Historical events in the foreign exchange market

  • May 16 2022
  • by
  • Analyst AZA
Historical events in the foreign exchange market

Historical events in the foreign exchange market

Forex trading is a career and deserves to be recognized as a mainstream profession. As a trader, I realized that trading requires a hardworking and disciplined person. Therefore, we, as traders, must constantly learn so that we remain competent in the ever-changing environment of the financial markets. In order for a person to know where he is going, he needs to know where he came from, so I have devoted an article to informing traders about the history of the forex markets. History is very important to our prosperity as traders because knowing and understanding history will reduce the chance of repeating the mistakes of the past. In 1994, forty-four countries met at Bretton Woods to discuss the future of international economic governance after World War II. There was mutual agreement that economic instability is the root cause of conflicts that arise between countries.

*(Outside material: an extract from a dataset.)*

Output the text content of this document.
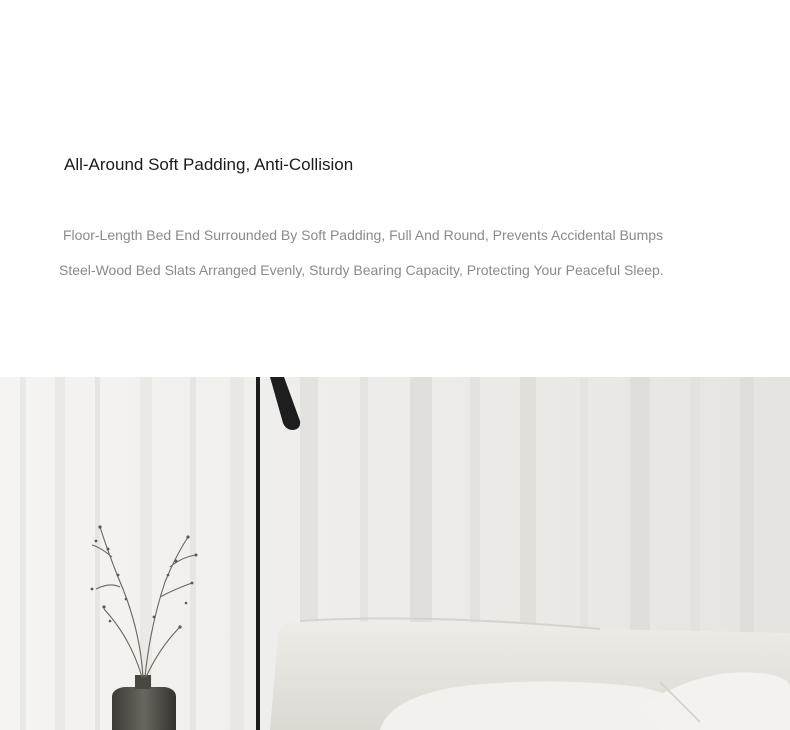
All-Around Soft Padding, Anti-Collision
Floor-Length Bed End Surrounded By Soft Padding, Full And Round, Prevents Accidental Bumps
Steel-Wood Bed Slats Arranged Evenly, Sturdy Bearing Capacity, Protecting Your Peaceful Sleep.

After the meeting, an agreement was reached and the countries agreed to set up global bodies that would be responsible for maintaining fair trade and the well-being of the international economic outlook. The ability to convert gold into US dollars at a set rate and fix exchange rates between countries. Of all the agreements that have been finalized, the first is the only one that is still in use today. This meeting was of decisive importance for the development of the international economy, since it gave rise to the IMF, the World Bank, and other systemically important institutions. These institutions offer assistance to countries that are still developing. Twenty-seven years after the Bretton Woods Agreement, it was replaced by a new policy that became the Smithsonian Agreement. The new policy was led by the President of the United States.

The new agreement ruled out the possibility of converting Gold to dollars, but retained the fixing of rates between currencies. This was unfavorable for the US as it experienced a trade deficit and a global need for a weaker dollar. Therefore, the Smithsonian agreement did not last long. After the Bretton Woods era, free market capitalism was introduced, with the value of a currency determined by the theory of supply and demand. This opened the window for new currency crises and an increase in the rate of price fluctuations. The controversy that arose in the adoption of the new system was that the free market would not be able to accurately determine the real value of the currency. When George Soros placed a ten billion dollar trade against the currency of the United Kingdom and made a profit, he was nicknamed "the man who broke the British currency." This was one of the major events in the history of currency trading.

In 1979, France and Germany worked together to create a European monetary system that kept exchange rates stable, controlled inflationary pressures, and met other monetary obligations. The European Monetary System has launched a component that will tie the currencies of European countries to a set of other currencies at a fixed price and a fixed rate. It was expected that the pound would join the mechanism later in a certain range of ranges. The system proved successful for some time as it reduced the inflationary pressures that were being experienced at the time. Confidence in the system was lost when investors began to believe that the valuation of currencies was inaccurate. As a result of the rate hike by the German central bank, other European countries were forced to raise rates in order to reach parity. England had high unemployment and a weaker economy.

George Soros realized that England was unlikely to raise its stakes and bet against the pound. In the late nineties, Asia experienced a financial crisis. Before the crisis, Asian markets attracted the attention of international investors. Asian markets experienced strong gains and growth was supported by fixed exchange rates against the US dollar, which gave investors a sense of stability. As a result, their currencies strengthened due to the increase in speculative positions, which were backed by underlying fundamentals. In 1997, the current accounts of most countries started to show deficits, and this was not good for the economy, everything deteriorated, the stock markets plummeted, business lending was negatively affected.

As many institutions failed to adapt, the Japanese monetary authorities decided to raise their interest rate to protect their currency from depreciation, but the plan was not implemented due to Thailand's announcement of a managed float of the Thai baht. This resulted in their currencies experiencing strong selling pressure, indicating instability. In 1999, European countries introduced the Eurocurrency, which would be accepted as legal tender for European countries. Although some countries have chosen to keep their individual currency. At first it was used electronically, and three years later physical banknotes and coins were introduced. This meant that a common monetary policy would be required, which would be managed by the ECB. In order for a country to be considered for adopting the euro as their currency, they had to meet certain conditions.

For example, the national budget deficit must be below a certain percentage of gross domestic product, and inflation in the country must be less than or equal to 150 basis points. Joining the euro can be beneficial as a country's poor capital flows can be masked by the good performance of other countries in the group. Accession to the euro may impose some restrictions on the acceding party. For example, the introduction of the euro deprives any independence in the implementation of monetary policy. Since eurozone countries do not have a perfect correlation, some of the bank's actions could be favorable for their economic conditions. Therefore, they try to counteract this issue with the help of fiscal policy, which in most cases is ineffective in the short term.

The new agreement ruled out the possibility of converting Gold to dollars, but retained the fixing of rates between currencies.